Fig. 1 is a block diagram of a conventional digital servo, Fig. 29 is a characteristic diagram of the time diagonal velocity of the same motor, and Fig. 3 is a block diagram of a digital servo of a positioning control method according to an embodiment of the present invention. , FIG. 4 is a time versus angular velocity characteristic diagram of the motor for explaining FIG. 3. 9... Arithmetic unit.
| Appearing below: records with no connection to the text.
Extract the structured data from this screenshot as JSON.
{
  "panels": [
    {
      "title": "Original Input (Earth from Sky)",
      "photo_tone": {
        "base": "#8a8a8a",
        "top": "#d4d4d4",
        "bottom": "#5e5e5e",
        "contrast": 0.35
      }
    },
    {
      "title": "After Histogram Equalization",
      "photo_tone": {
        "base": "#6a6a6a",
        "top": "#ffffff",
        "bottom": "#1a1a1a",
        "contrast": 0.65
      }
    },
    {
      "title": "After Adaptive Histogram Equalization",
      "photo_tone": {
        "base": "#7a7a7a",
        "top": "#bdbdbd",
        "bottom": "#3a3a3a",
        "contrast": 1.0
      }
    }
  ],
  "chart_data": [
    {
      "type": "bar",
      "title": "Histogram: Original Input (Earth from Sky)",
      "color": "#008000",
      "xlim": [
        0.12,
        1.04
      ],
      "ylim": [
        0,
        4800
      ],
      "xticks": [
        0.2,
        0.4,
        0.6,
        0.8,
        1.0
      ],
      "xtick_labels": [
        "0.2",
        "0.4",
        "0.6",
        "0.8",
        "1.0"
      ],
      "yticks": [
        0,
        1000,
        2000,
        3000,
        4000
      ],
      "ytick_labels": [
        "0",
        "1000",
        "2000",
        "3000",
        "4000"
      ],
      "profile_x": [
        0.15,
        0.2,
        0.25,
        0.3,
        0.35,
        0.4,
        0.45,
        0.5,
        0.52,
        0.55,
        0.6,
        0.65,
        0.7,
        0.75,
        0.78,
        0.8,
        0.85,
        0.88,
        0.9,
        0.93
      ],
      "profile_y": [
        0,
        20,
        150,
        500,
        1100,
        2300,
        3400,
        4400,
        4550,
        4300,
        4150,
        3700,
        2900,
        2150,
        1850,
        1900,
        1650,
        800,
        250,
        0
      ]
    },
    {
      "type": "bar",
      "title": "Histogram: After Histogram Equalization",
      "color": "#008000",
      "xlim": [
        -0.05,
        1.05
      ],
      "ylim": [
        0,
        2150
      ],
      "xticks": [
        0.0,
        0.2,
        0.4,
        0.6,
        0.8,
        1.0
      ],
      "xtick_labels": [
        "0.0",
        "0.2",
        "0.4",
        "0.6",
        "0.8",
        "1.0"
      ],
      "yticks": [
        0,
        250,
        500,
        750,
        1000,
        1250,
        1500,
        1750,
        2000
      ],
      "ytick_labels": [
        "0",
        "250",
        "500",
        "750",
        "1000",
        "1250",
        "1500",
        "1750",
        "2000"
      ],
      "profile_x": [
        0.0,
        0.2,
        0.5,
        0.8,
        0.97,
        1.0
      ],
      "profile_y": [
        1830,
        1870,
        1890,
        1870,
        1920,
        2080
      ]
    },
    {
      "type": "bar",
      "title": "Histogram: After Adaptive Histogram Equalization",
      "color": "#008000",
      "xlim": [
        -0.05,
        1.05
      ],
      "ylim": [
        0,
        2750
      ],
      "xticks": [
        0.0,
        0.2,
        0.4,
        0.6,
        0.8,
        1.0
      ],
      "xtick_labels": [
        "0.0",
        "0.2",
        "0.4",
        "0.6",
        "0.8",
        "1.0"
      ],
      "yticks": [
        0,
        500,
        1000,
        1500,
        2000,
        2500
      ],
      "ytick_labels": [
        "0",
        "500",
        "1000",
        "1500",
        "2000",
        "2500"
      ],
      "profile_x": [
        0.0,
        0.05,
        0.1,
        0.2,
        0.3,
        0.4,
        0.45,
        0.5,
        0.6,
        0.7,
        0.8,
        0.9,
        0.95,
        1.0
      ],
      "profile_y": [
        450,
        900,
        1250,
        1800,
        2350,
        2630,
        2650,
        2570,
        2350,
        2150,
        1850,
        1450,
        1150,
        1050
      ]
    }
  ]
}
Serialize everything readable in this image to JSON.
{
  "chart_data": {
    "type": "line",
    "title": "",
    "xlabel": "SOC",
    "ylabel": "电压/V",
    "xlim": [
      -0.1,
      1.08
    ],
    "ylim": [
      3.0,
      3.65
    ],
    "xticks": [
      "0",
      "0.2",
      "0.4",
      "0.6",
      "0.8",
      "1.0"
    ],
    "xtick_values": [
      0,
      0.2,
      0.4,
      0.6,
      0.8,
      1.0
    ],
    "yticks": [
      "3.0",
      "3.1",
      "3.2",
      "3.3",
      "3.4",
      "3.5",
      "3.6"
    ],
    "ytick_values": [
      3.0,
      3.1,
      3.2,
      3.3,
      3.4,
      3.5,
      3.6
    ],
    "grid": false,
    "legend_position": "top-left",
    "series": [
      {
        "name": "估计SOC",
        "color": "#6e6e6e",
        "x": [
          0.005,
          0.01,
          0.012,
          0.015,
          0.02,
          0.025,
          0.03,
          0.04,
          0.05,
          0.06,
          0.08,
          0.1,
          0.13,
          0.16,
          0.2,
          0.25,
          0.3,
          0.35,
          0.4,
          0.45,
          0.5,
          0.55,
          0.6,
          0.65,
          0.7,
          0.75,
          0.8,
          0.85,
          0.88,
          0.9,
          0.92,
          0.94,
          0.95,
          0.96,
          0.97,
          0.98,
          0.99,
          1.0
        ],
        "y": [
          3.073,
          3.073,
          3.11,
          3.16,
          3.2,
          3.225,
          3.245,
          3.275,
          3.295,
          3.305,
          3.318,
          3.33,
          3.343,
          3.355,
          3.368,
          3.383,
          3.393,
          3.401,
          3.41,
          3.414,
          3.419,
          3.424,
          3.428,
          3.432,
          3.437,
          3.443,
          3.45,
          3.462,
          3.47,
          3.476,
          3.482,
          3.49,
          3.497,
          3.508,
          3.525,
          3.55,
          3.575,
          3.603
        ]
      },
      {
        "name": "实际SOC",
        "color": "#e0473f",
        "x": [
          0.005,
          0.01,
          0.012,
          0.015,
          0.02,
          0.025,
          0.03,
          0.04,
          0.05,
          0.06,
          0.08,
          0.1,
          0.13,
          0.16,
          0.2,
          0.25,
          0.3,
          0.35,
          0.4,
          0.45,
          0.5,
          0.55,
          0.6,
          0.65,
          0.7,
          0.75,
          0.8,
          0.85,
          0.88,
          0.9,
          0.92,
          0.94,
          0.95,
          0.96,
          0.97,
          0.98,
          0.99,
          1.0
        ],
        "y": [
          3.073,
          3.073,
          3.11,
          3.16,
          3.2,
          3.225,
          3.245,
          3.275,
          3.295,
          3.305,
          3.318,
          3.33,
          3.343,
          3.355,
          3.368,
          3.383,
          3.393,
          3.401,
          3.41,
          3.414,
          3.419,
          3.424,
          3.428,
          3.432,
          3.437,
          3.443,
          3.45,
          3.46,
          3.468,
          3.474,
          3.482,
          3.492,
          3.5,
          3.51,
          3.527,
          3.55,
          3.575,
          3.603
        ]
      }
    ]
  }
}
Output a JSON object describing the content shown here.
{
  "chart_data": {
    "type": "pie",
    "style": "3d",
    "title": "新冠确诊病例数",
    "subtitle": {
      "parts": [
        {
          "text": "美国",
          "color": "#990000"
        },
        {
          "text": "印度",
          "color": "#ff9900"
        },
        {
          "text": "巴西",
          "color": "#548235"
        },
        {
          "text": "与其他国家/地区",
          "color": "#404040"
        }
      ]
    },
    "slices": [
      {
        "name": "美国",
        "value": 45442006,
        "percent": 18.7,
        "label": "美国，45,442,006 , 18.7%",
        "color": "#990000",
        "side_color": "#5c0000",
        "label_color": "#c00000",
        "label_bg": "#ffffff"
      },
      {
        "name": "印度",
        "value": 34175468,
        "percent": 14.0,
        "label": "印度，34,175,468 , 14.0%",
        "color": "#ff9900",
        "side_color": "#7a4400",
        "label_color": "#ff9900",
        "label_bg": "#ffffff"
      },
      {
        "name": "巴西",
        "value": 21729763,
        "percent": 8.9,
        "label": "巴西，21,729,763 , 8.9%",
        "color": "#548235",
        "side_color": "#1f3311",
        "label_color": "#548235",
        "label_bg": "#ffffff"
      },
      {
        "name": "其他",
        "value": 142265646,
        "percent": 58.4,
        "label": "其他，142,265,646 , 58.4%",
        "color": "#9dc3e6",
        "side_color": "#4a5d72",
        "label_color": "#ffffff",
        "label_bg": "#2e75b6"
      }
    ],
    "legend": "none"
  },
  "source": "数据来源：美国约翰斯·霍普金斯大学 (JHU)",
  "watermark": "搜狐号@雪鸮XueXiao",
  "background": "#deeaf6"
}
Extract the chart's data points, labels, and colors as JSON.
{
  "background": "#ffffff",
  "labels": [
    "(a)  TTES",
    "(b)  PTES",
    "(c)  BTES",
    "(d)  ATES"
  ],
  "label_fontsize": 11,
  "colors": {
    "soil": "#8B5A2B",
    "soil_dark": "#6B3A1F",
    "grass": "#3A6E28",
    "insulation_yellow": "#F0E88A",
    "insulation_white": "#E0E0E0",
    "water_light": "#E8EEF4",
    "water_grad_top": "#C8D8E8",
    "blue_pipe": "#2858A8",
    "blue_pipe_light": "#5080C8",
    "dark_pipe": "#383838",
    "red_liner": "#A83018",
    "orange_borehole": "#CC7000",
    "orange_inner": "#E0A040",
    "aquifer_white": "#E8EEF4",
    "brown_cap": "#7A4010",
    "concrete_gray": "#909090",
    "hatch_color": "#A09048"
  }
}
Name of agent: Patent attorney Toshio Nakao and 1 other person 2nd
Figure 3 Figure 4

Claims (1)

[Claims] In positioning using a digital servo with a velocity loop system and a position loop system, a DC motor constituting the velocity loop system is linearly accelerated from zero to a maximum angular velocity in the position loop system. θU is the number of pulses required to linearly decelerate from the maximum angular velocity to zero. 2 The number of pulses moved from the positioning starting point is θ. 2. The remaining number of pulses up to the positioning end point is θ2. Perform the given DC Luss calculation and obtain the calculation result ω. is the speed command value ω. The calculation result is applied to the velocity loop system until the calculation result ω is equal to the angular velocity command value ω. After the angular velocity command value ω becomes equal to θd, the angular velocity command value ω is applied to the velocity loop system until the θ· becomes equal to θd. , and the above θ1 is the above θd
A positioning control method in which an angular velocity command having the calculation result ωd is given to the speed loop system after the angular velocity becomes equal to ωd until the positioning of the DC motor is completed, and the positioning start/stop control of the DC keyer is performed.